#TwineTuesday, Twine Tuesday, video games

Twine: Share your macros, post your code, and write more tutorials — now with official wiki!

For me, it all started with Cyberqueen. That was the first Twine game I played, and it become the basis of what I thought was possible with a Twine game last year. It was even, for the initial couple weeks of contact with it, how I thought all Twine games worked too. There would be timed events, multiple colors, and a disturbingly delightful intoxicated chaotic textual world.
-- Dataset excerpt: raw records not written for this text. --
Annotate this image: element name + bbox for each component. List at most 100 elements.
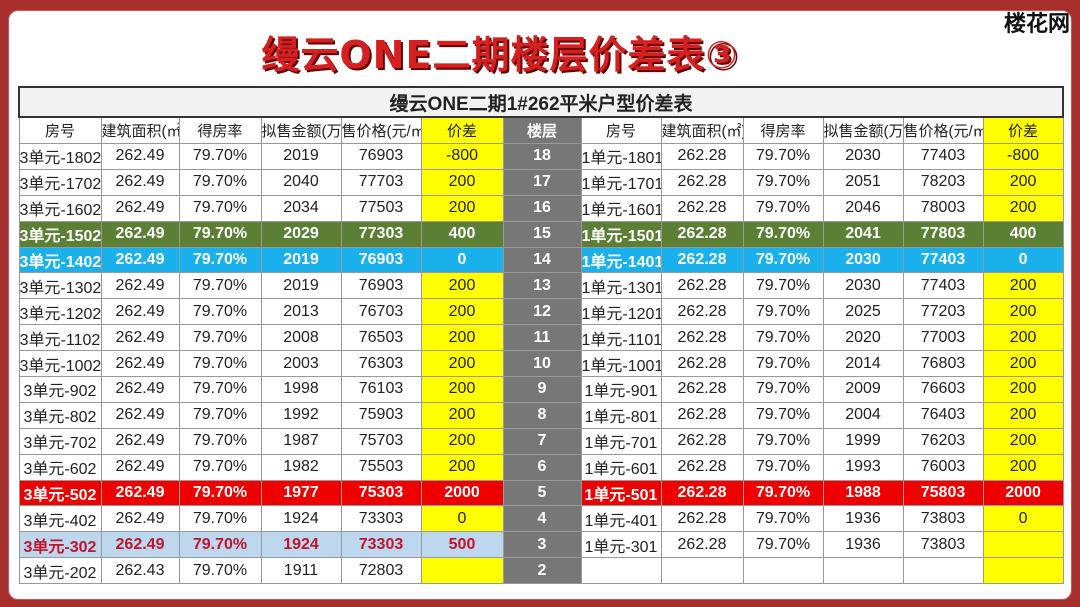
left-efficiency: 79.70% — [178, 298, 262, 326]
right-price-diff: 0 — [982, 246, 1064, 274]
column-header: 价差 — [982, 116, 1064, 144]
right-room-number: 1单元-1401 — [580, 246, 662, 274]
page-title: 缦云ONE二期楼层价差表③ — [261, 33, 739, 77]
table-title: 缦云ONE二期1#262平米户型价差表 — [17, 86, 1065, 118]
left-area: 262.49 — [100, 401, 180, 429]
right-efficiency: 79.70% — [742, 298, 824, 326]
left-efficiency: 79.70% — [178, 479, 262, 507]
right-total-price — [822, 557, 904, 585]
left-total-price: 1998 — [260, 376, 342, 403]
left-area: 262.49 — [100, 427, 180, 455]
table-row: 3单元-1602 262.49 79.70% 2034 77503 200 16 1单元-16… — [18, 194, 1064, 222]
table-row: 3单元-1702 262.49 79.70% 2040 77703 200 17 1单元-17… — [18, 168, 1064, 196]
right-unit-price: 77203 — [902, 298, 984, 326]
right-price-diff: 200 — [982, 168, 1064, 196]
right-room-number: 1单元-501 — [580, 479, 662, 507]
column-header: 价差 — [420, 116, 504, 144]
right-efficiency: 79.70% — [742, 453, 824, 481]
table-row: 3单元-802 262.49 79.70% 1992 75903 200 8 1单元-801 2… — [18, 401, 1064, 429]
left-unit-price: 77503 — [340, 194, 422, 222]
right-room-number: 1单元-1601 — [580, 194, 662, 222]
right-unit-price: 76803 — [902, 350, 984, 378]
left-area: 262.49 — [100, 194, 180, 222]
left-total-price: 1977 — [260, 479, 342, 507]
right-area: 262.28 — [660, 272, 744, 300]
right-unit-price: 76603 — [902, 376, 984, 403]
left-room-number: 3单元-702 — [18, 427, 102, 455]
table-row: 3单元-502 262.49 79.70% 1977 75303 2000 5 1单元-501… — [18, 479, 1064, 507]
left-area: 262.49 — [100, 324, 180, 352]
right-total-price: 2041 — [822, 220, 904, 248]
left-unit-price: 73303 — [340, 531, 422, 559]
right-price-diff: 2000 — [982, 479, 1064, 507]
left-room-number: 3单元-602 — [18, 453, 102, 481]
right-room-number: 1单元-301 — [580, 531, 662, 559]
left-price-diff: -800 — [420, 143, 504, 170]
left-efficiency: 79.70% — [178, 194, 262, 222]
left-efficiency: 79.70% — [178, 246, 262, 274]
left-unit-price: 76103 — [340, 376, 422, 403]
right-total-price: 1988 — [822, 479, 904, 507]
floor: 4 — [502, 505, 582, 533]
left-total-price: 1911 — [260, 557, 342, 585]
right-efficiency: 79.70% — [742, 427, 824, 455]
right-efficiency: 79.70% — [742, 505, 824, 533]
left-total-price: 2019 — [260, 143, 342, 170]
right-room-number: 1单元-1201 — [580, 298, 662, 326]
right-total-price: 1999 — [822, 427, 904, 455]
floor: 9 — [502, 376, 582, 403]
left-unit-price: 75703 — [340, 427, 422, 455]
left-efficiency: 79.70% — [178, 531, 262, 559]
right-price-diff — [982, 531, 1064, 559]
right-efficiency: 79.70% — [742, 401, 824, 429]
right-price-diff: 200 — [982, 350, 1064, 378]
floor: 14 — [502, 246, 582, 274]
table-row: 3单元-202 262.43 79.70% 1911 72803 2 — [18, 557, 1064, 585]
left-room-number: 3单元-1002 — [18, 350, 102, 378]
right-room-number: 1单元-1801 — [580, 143, 662, 170]
right-area: 262.28 — [660, 427, 744, 455]
left-unit-price: 76303 — [340, 350, 422, 378]
right-total-price: 2025 — [822, 298, 904, 326]
right-efficiency: 79.70% — [742, 220, 824, 248]
floor: 7 — [502, 427, 582, 455]
left-price-diff: 200 — [420, 453, 504, 481]
right-area: 262.28 — [660, 220, 744, 248]
table-row: 3单元-1202 262.49 79.70% 2013 76703 200 12 1单元-12… — [18, 298, 1064, 326]
left-price-diff: 400 — [420, 220, 504, 248]
right-efficiency: 79.70% — [742, 168, 824, 196]
left-total-price: 2008 — [260, 324, 342, 352]
right-total-price: 2030 — [822, 143, 904, 170]
table-row: 3单元-602 262.49 79.70% 1982 75503 200 6 1单元-601 2… — [18, 453, 1064, 481]
left-area: 262.49 — [100, 479, 180, 507]
left-price-diff: 200 — [420, 376, 504, 403]
left-price-diff: 2000 — [420, 479, 504, 507]
floor: 11 — [502, 324, 582, 352]
right-unit-price: 78203 — [902, 168, 984, 196]
left-price-diff: 200 — [420, 401, 504, 429]
right-price-diff: -800 — [982, 143, 1064, 170]
left-area: 262.49 — [100, 143, 180, 170]
left-room-number: 3单元-202 — [18, 557, 102, 585]
right-total-price: 2004 — [822, 401, 904, 429]
floor: 8 — [502, 401, 582, 429]
table-row: 3单元-702 262.49 79.70% 1987 75703 200 7 1单元-701 2… — [18, 427, 1064, 455]
floor: 17 — [502, 168, 582, 196]
left-efficiency: 79.70% — [178, 401, 262, 429]
right-area: 262.28 — [660, 298, 744, 326]
right-total-price: 1936 — [822, 505, 904, 533]
right-efficiency: 79.70% — [742, 531, 824, 559]
table-row: 3单元-1802 262.49 79.70% 2019 76903 -800 18 1单元-1… — [18, 143, 1064, 170]
left-price-diff: 200 — [420, 427, 504, 455]
left-price-diff: 0 — [420, 246, 504, 274]
right-unit-price: 76003 — [902, 453, 984, 481]
right-total-price: 1993 — [822, 453, 904, 481]
left-price-diff: 200 — [420, 168, 504, 196]
left-total-price: 1924 — [260, 505, 342, 533]
right-unit-price: 77403 — [902, 143, 984, 170]
right-price-diff: 400 — [982, 220, 1064, 248]
left-room-number: 3单元-1302 — [18, 272, 102, 300]
left-price-diff: 200 — [420, 194, 504, 222]
left-total-price: 1987 — [260, 427, 342, 455]
right-unit-price: 77403 — [902, 246, 984, 274]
It had a major influence on me. Both as art, as a game, and mostly importantly for Porpentine‘s willingness to post the code behind it. Even though it was part of the normal Ludum Dare jam rules (to post the source too), I was able to learn from Porpentine’s work. I reverse engineered how to make certain passages do different things and how Twine worked as an engine and parser. More than anything gained from trying to understand the annoyingly crypt and frequently obtuse original API documentation, I was able to build from someone’s work for my own small projects.

That’s also why I was able to make my guides. What very little good I have been able to give back to the Twine community came as a direct result of Porpentine’s own posted code coming up on a year ago now. (Even though you will probably never read this, thank you for your continued progress toward weirdly wonderful, tragically twisted, and sinister silly everything too, Porpentine. May you forever shine on as a beacon for others to make whatever they want whenever they want for any reason they want and damn all others who would say otherwise.)
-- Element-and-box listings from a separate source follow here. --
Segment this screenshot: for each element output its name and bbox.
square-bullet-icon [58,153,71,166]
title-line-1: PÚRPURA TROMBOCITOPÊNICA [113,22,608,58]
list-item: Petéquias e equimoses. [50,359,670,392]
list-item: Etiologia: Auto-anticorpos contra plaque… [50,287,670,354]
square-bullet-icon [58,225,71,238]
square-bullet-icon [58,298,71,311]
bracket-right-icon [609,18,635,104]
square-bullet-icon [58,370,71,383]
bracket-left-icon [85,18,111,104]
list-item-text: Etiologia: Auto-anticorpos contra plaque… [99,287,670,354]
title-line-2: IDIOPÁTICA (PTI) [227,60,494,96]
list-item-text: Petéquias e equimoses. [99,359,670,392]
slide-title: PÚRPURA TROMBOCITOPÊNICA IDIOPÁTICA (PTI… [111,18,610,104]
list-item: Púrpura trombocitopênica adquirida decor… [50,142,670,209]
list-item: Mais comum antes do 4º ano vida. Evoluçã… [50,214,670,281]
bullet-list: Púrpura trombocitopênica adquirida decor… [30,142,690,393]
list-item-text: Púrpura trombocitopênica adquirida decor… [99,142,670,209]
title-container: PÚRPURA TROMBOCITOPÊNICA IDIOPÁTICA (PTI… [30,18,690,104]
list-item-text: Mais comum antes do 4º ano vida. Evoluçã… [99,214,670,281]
That’s why I am so excited about Twine finally having an official wiki! At last, the community can start to pool our knowledge together in an official and easy to find way. Instead of spreading tips, tricks, and hacks here and there across blog posts, pages, and various forums, we have a place to gather links and point out to how to help others get started. This is a fantastic opportunity to start building the tutorials and sharing code for others to come behind us.
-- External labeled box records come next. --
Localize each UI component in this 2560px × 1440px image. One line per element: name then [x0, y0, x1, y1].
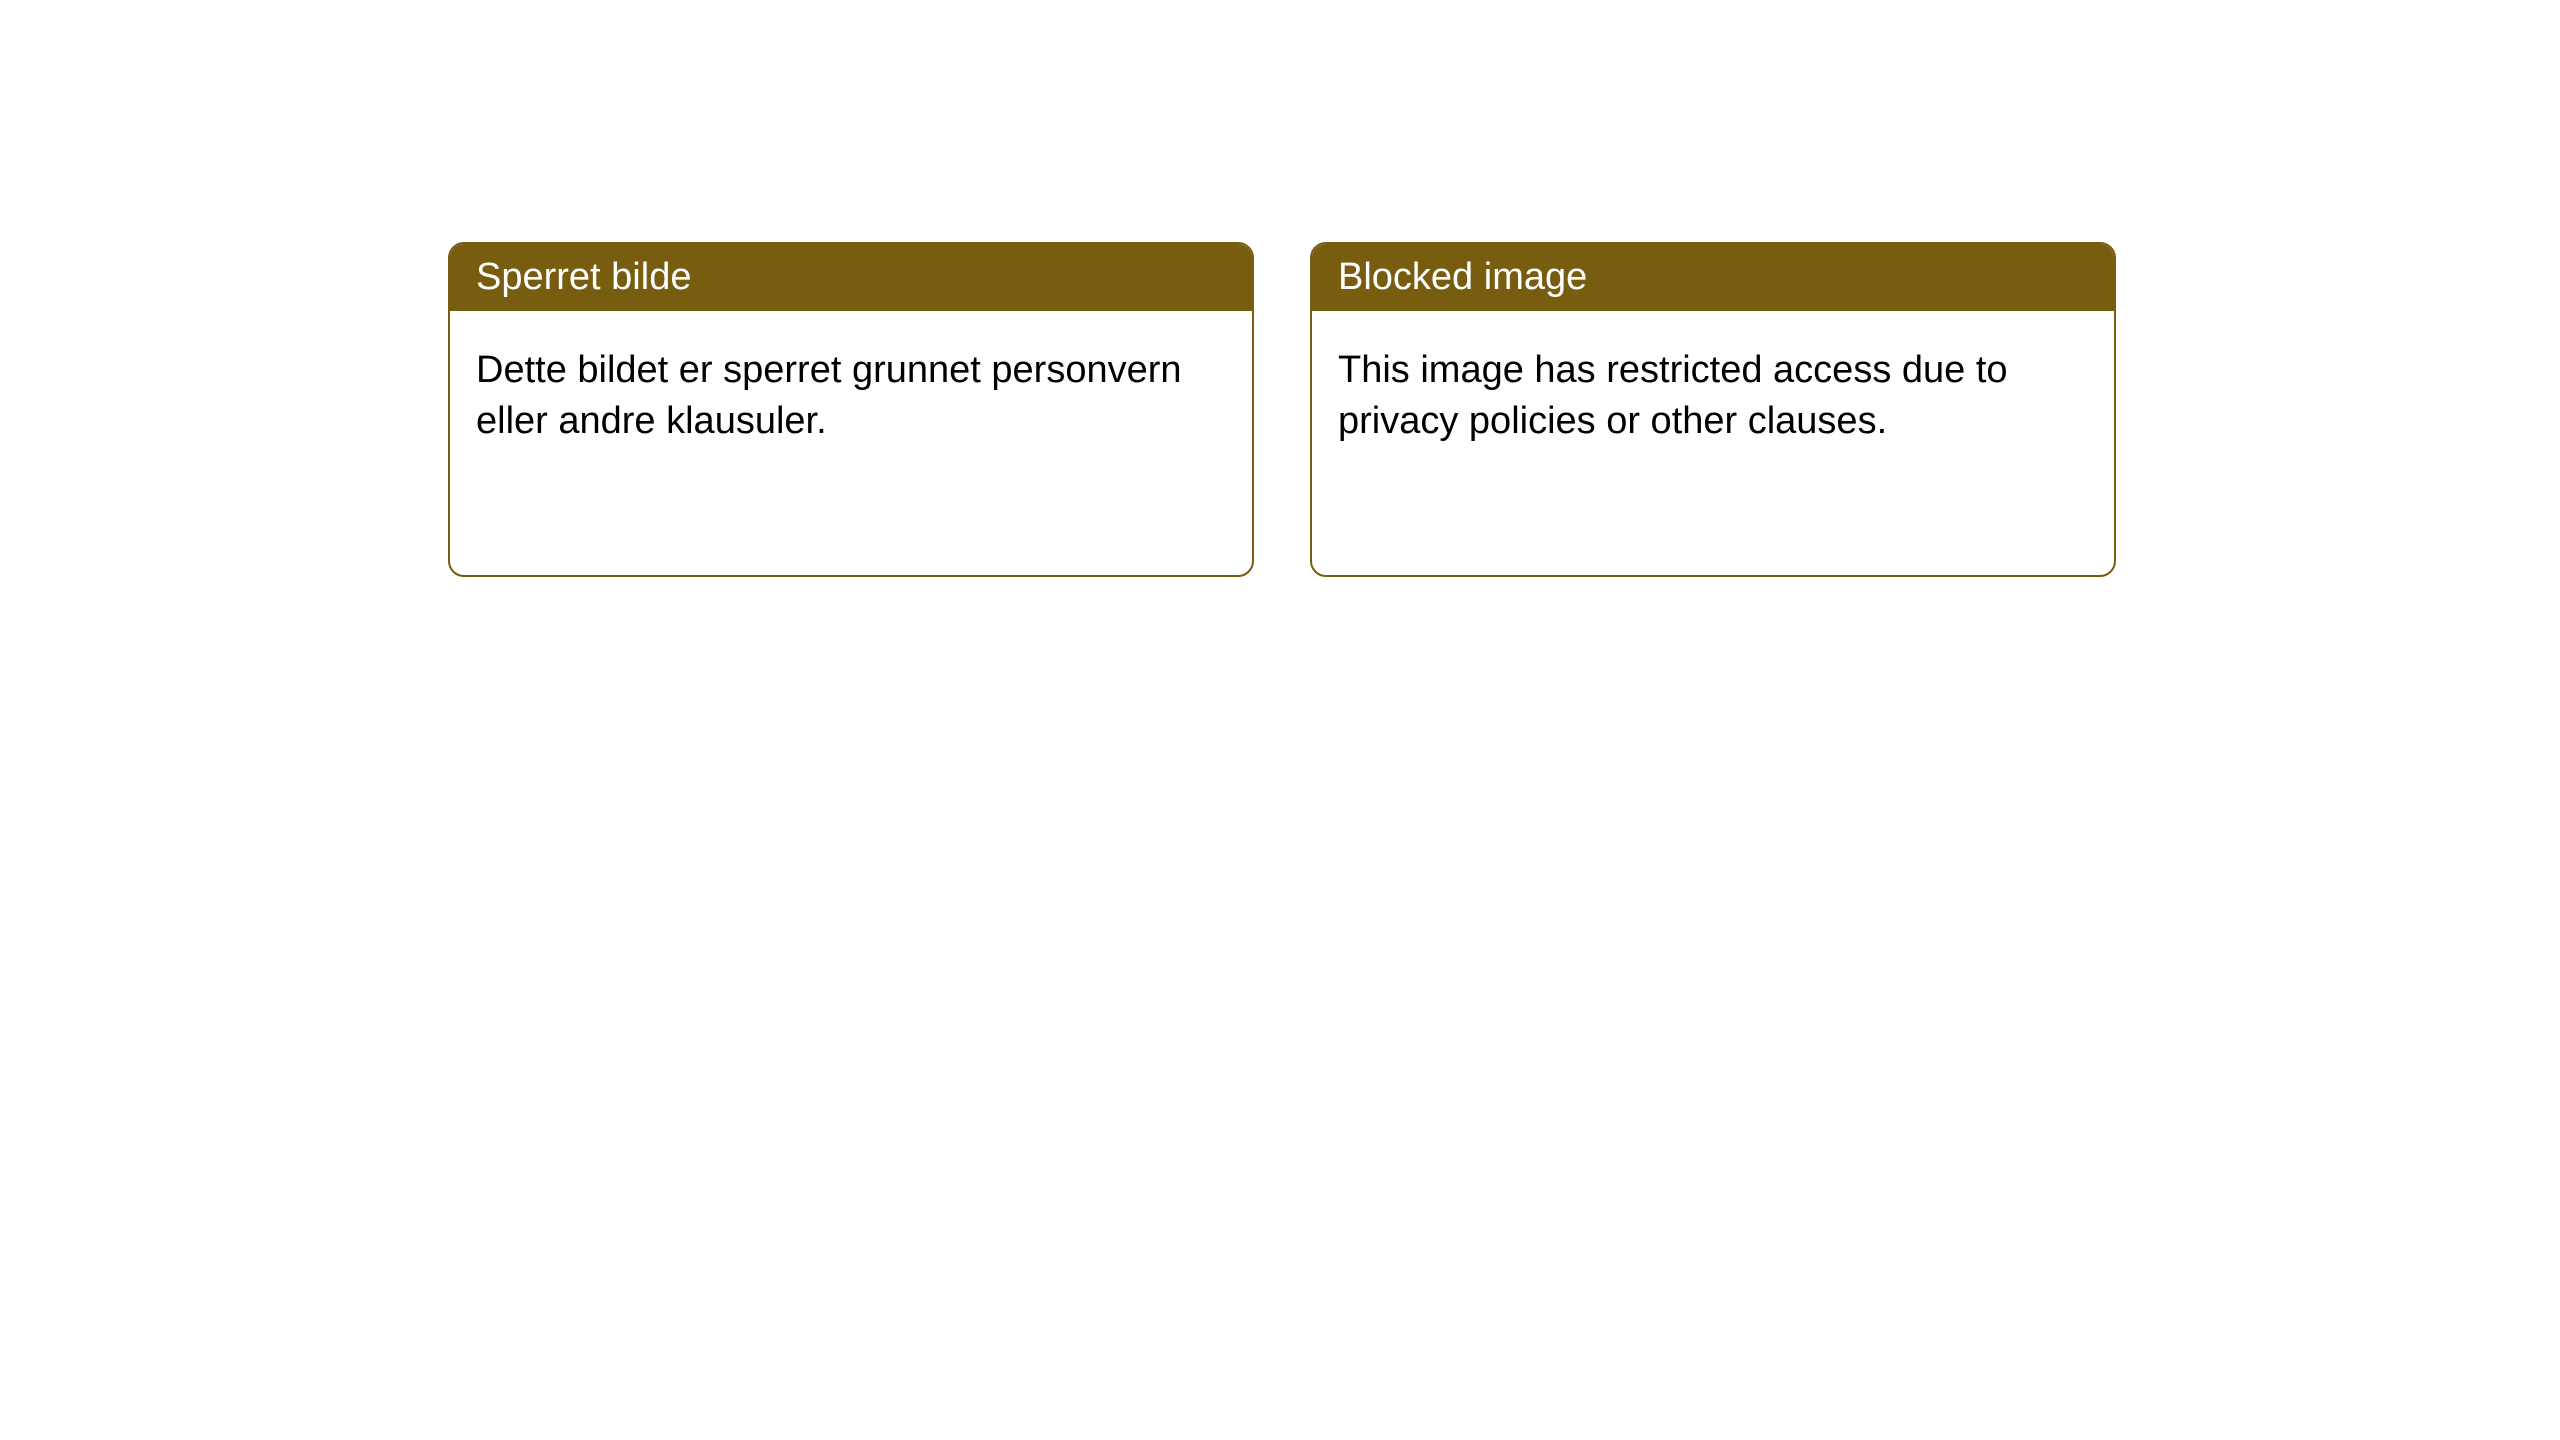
card-body-text: This image has restricted access due to …: [1338, 349, 2008, 442]
card-body: Dette bildet er sperret grunnet personve…: [450, 311, 1252, 482]
notice-card-english: Blocked image This image has restricted …: [1310, 242, 2116, 577]
card-body: This image has restricted access due to …: [1312, 311, 2114, 482]
card-header-text: Sperret bilde: [476, 256, 691, 298]
card-body-text: Dette bildet er sperret grunnet personve…: [476, 349, 1182, 442]
card-header-text: Blocked image: [1338, 256, 1587, 298]
notice-card-norwegian: Sperret bilde Dette bildet er sperret gr…: [448, 242, 1254, 577]
card-header: Blocked image: [1312, 244, 2114, 311]
card-header: Sperret bilde: [450, 244, 1252, 311]
notice-cards-container: Sperret bilde Dette bildet er sperret gr…: [0, 0, 2560, 577]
Let down the rope, unfold the steps, lower the ladder, and reach out a hand. Now is the time. We are hurling towards a new year and the chance for beginning again. Before 2013 is out, if you have code, macros, or even advice for how others might do even the smallest thing in Twine, share it. Post links to the wiki and fill it to the brim with pages on everything that is currently able to be done in Twine and ways even more might be possible in the future.

Post your code.

Write a tutorial.

Share your knowledge.

Even just the experiences of frustration, something I’m not always personally willing to share myself, are important. We often fail before we succeed at what we want. We all fall down sometimes. By looking to others, those around us and the ones we look up to, we can see all the rough edges before the polish was applied. We can look behind the curtain and see what levers we might use ourselves for things. We can learn.